L’OV et l’EV impliquent une vérification manuelle de l’organisation demandeuse. Le niveau de confiance affiché dans le navigateur est légèrement supérieur, mais la différence visuelle s’est réduite depuis que Chrome a supprimé l’affichage du nom de l’entreprise dans la barre d’adresse en 2019.
Pour un site standard, un certificat DV renouvelé automatiquement suffit. Les certificats OV ou EV se justifient surtout lorsque la réglementation sectorielle ou la politique interne de l’organisation l’impose.
FAQ sur le certificat SSL
Un certificat SSL protège-t-il contre le piratage du site ?
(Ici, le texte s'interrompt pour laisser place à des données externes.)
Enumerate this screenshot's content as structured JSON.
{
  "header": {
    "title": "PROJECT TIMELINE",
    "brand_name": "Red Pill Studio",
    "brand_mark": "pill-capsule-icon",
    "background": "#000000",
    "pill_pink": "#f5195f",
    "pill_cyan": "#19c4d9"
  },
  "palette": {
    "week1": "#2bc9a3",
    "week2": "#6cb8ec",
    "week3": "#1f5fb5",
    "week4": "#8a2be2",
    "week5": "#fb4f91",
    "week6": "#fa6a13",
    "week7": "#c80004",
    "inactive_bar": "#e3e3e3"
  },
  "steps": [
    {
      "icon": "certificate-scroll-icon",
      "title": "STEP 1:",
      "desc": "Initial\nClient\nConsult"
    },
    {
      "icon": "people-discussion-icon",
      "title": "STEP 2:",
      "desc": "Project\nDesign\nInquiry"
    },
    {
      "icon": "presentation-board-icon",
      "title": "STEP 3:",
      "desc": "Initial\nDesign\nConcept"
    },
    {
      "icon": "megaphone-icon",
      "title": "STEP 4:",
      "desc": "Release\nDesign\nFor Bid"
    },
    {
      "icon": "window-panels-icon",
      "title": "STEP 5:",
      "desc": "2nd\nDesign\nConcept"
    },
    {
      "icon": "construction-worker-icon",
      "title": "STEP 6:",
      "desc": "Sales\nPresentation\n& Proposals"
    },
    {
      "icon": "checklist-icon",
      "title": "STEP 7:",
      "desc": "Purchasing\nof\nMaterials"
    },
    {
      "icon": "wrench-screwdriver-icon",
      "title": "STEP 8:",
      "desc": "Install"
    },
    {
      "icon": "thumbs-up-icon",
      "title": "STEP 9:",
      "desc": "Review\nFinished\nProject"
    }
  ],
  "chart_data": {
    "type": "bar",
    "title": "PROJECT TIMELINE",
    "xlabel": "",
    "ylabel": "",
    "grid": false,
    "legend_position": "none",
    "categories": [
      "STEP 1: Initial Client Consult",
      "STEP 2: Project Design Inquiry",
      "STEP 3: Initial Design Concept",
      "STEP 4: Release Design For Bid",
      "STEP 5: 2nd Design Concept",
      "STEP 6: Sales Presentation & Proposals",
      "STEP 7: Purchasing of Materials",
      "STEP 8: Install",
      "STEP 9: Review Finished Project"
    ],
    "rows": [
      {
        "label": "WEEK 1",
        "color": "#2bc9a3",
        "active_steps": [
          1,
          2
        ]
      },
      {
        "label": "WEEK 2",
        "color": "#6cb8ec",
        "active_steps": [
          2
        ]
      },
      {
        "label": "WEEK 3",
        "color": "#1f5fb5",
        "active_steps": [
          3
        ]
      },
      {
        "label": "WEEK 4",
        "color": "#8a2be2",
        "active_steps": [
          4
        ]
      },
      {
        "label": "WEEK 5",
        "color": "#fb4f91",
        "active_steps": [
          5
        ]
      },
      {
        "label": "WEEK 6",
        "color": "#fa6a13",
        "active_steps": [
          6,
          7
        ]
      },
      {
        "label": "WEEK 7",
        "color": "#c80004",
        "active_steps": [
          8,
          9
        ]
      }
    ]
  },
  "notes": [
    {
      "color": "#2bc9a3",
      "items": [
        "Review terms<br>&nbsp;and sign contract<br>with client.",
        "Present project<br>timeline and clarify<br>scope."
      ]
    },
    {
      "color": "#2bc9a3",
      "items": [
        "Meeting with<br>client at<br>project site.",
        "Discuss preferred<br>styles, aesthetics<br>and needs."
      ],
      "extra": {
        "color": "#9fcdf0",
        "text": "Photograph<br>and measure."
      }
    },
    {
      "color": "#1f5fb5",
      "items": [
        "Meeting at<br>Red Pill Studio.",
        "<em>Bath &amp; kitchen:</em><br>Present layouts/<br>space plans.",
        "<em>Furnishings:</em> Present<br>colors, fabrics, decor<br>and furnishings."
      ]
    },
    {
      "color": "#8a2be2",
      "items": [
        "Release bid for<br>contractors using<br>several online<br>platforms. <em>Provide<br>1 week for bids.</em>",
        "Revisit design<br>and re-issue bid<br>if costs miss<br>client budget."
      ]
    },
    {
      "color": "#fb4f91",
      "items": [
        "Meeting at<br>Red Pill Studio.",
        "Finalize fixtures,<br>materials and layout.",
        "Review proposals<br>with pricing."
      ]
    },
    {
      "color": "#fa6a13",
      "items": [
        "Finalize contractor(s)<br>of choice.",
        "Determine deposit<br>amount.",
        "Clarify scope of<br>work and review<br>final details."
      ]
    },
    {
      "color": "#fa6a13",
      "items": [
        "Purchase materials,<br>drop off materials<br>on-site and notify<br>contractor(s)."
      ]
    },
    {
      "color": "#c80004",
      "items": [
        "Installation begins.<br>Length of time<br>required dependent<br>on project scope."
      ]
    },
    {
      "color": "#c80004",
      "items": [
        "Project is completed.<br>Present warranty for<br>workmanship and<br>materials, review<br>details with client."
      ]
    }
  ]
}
Non, le SSL sécurise uniquement le transit des données entre le navigateur et le serveur. Il ne protège pas contre les intrusions sur le serveur lui-même, les injections SQL, les failles applicatives ou les accès non autorisés au back-office. Un site en HTTPS peut tout à fait être piraté si son code ou son infrastructure présente des vulnérabilités par ailleurs.
Peut-on avoir plusieurs certificats SSL sur un même serveur ?
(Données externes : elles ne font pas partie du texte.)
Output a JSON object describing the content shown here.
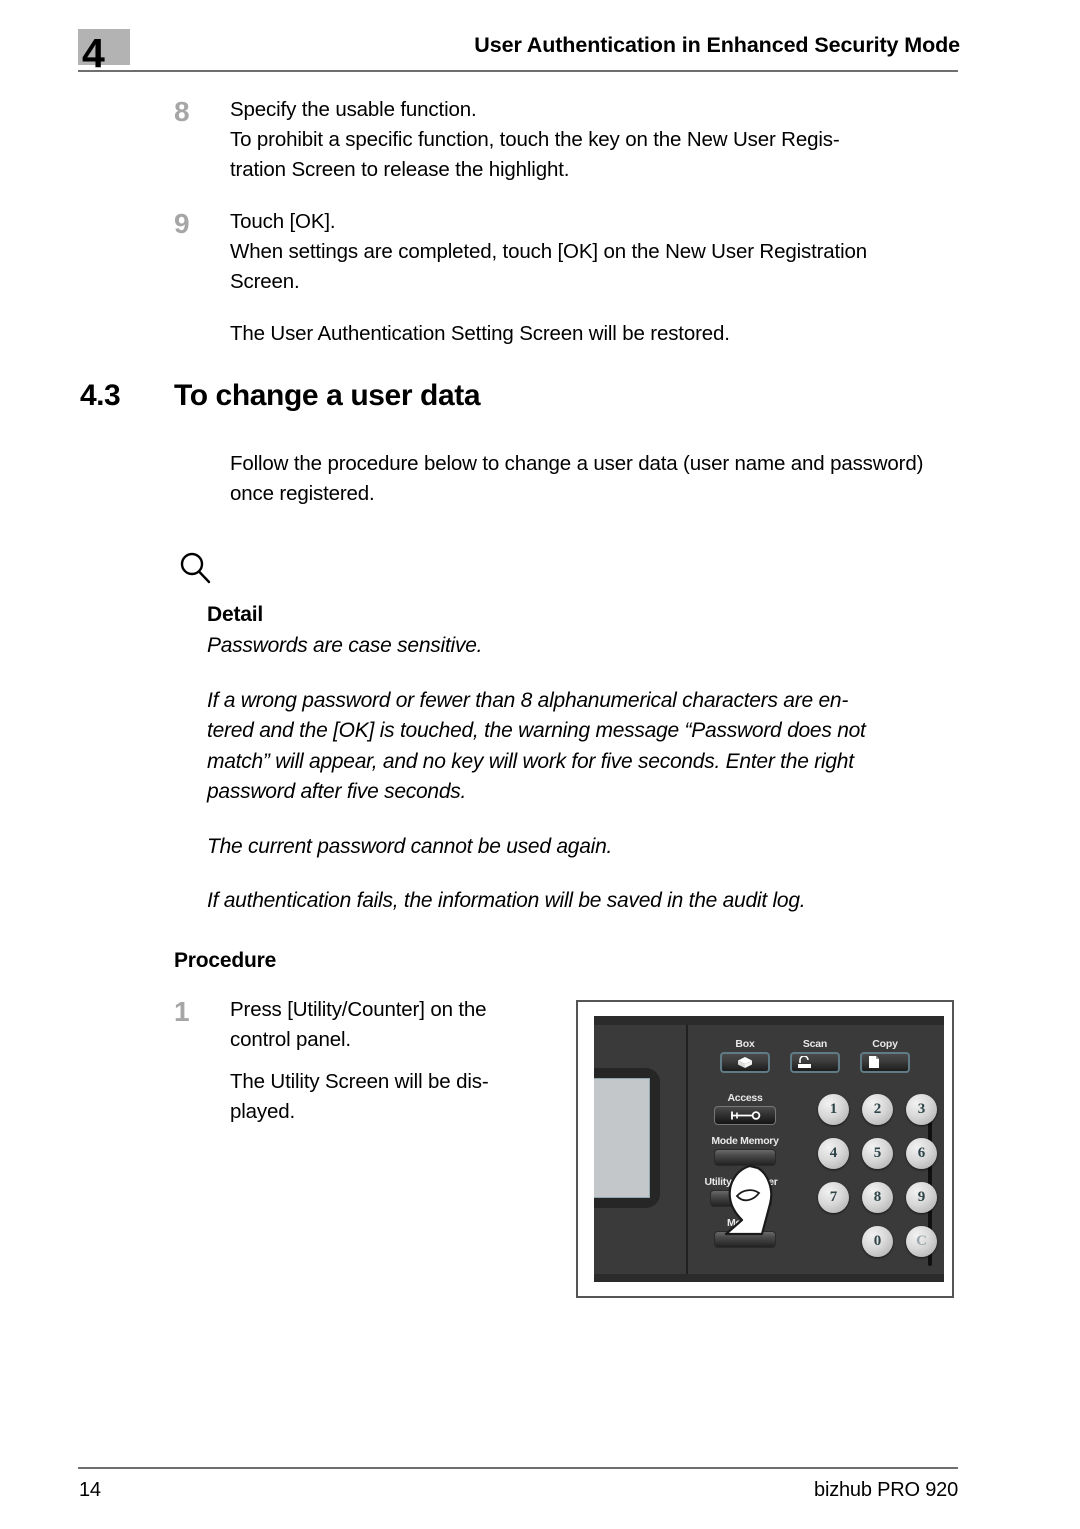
{
  "header": {
    "chapter_number": "4",
    "title": "User Authentication in Enhanced Security Mode"
  },
  "steps_continued": [
    {
      "number": "8",
      "lines": [
        "Specify the usable function.",
        "To prohibit a specific function, touch the key on the New User Regis-",
        "tration Screen to release the highlight."
      ]
    },
    {
      "number": "9",
      "lines": [
        "Touch [OK].",
        "When settings are completed, touch [OK] on the New User Registration",
        "Screen."
      ],
      "result": "The User Authentication Setting Screen will be restored."
    }
  ],
  "section": {
    "number": "4.3",
    "title": "To change a user data",
    "intro_lines": [
      "Follow the procedure below to change a user data (user name and password)",
      "once registered."
    ]
  },
  "detail": {
    "icon": "magnifier-icon",
    "heading": "Detail",
    "paragraphs": [
      [
        "Passwords are case sensitive."
      ],
      [
        "If a wrong password or fewer than 8 alphanumerical characters are en-",
        "tered and the [OK] is touched, the warning message “Password does not",
        "match” will appear, and no key will work for five seconds. Enter the right",
        "password after five seconds."
      ],
      [
        "The current password cannot be used again."
      ],
      [
        "If authentication fails, the information will be saved in the audit log."
      ]
    ]
  },
  "procedure": {
    "heading": "Procedure",
    "step": {
      "number": "1",
      "lines": [
        "Press [Utility/Counter] on the",
        "control panel."
      ],
      "result_lines": [
        "The Utility Screen will be dis-",
        "played."
      ]
    }
  },
  "control_panel": {
    "function_keys": [
      {
        "label": "Box",
        "icon": "box-cube-icon"
      },
      {
        "label": "Scan",
        "icon": "scanner-icon"
      },
      {
        "label": "Copy",
        "icon": "document-page-icon"
      }
    ],
    "side_buttons": [
      {
        "label": "Access",
        "icon": "key-icon"
      },
      {
        "label": "Mode Memory",
        "icon": ""
      },
      {
        "label": "Utility / Counter",
        "icon": ""
      },
      {
        "label": "Mode C",
        "icon": ""
      }
    ],
    "keypad": [
      [
        "1",
        "2",
        "3"
      ],
      [
        "4",
        "5",
        "6"
      ],
      [
        "7",
        "8",
        "9"
      ],
      [
        "",
        "0",
        "C"
      ]
    ],
    "pointer": "pointing-finger-icon"
  },
  "footer": {
    "page_number": "14",
    "product": "bizhub PRO 920"
  },
  "colors": {
    "chapter_badge": "#b3b3b3",
    "step_number": "#a6a6a6",
    "rule": "#6f6f6f",
    "panel_body": "#3a3a3a",
    "lcd": "#c3c7c9",
    "key_face": "#d8d8d8",
    "key_text": "#2e4449",
    "fn_key_border": "#5f7c86"
  }
}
Oui, un serveur peut héberger plusieurs domaines avec chacun leur propre certificat SSL. Il est également possible d’utiliser un certificat wildcard, qui couvre un domaine principal et l’ensemble de ses sous-domaines avec un seul certificat. C’est une option pratique pour les structures qui gèrent plusieurs environnements ou plusieurs versions linguistiques d’un même site.
Un certificat SSL ralentit-il le chargement des pages ?
La poignée de main SSL lors de l’établissement de la connexion ajoute quelques millisecondes au premier chargement. Avec HTTP/2, qui nécessite HTTPS, les performances sont globalement meilleures qu’en HTTP/1.1. Le passage au HTTPS n’a donc aucun impact négatif mesurable sur les temps de chargement dans les conditions normales d’utilisation.
Que se passe-t-il si je migre mon site de HTTP vers HTTPS sans redirection ?
Les pages HTTP et HTTPS sont considérées comme deux URLs distinctes par Google. Sans redirections 301 configurées, vous perdez le bénéfice SEO accumulé sur vos anciennes URLs et risquez de créer du contenu dupliqué. La migration doit s’accompagner d’une redirection systématique de toutes les URLs HTTP vers leur équivalent HTTPS.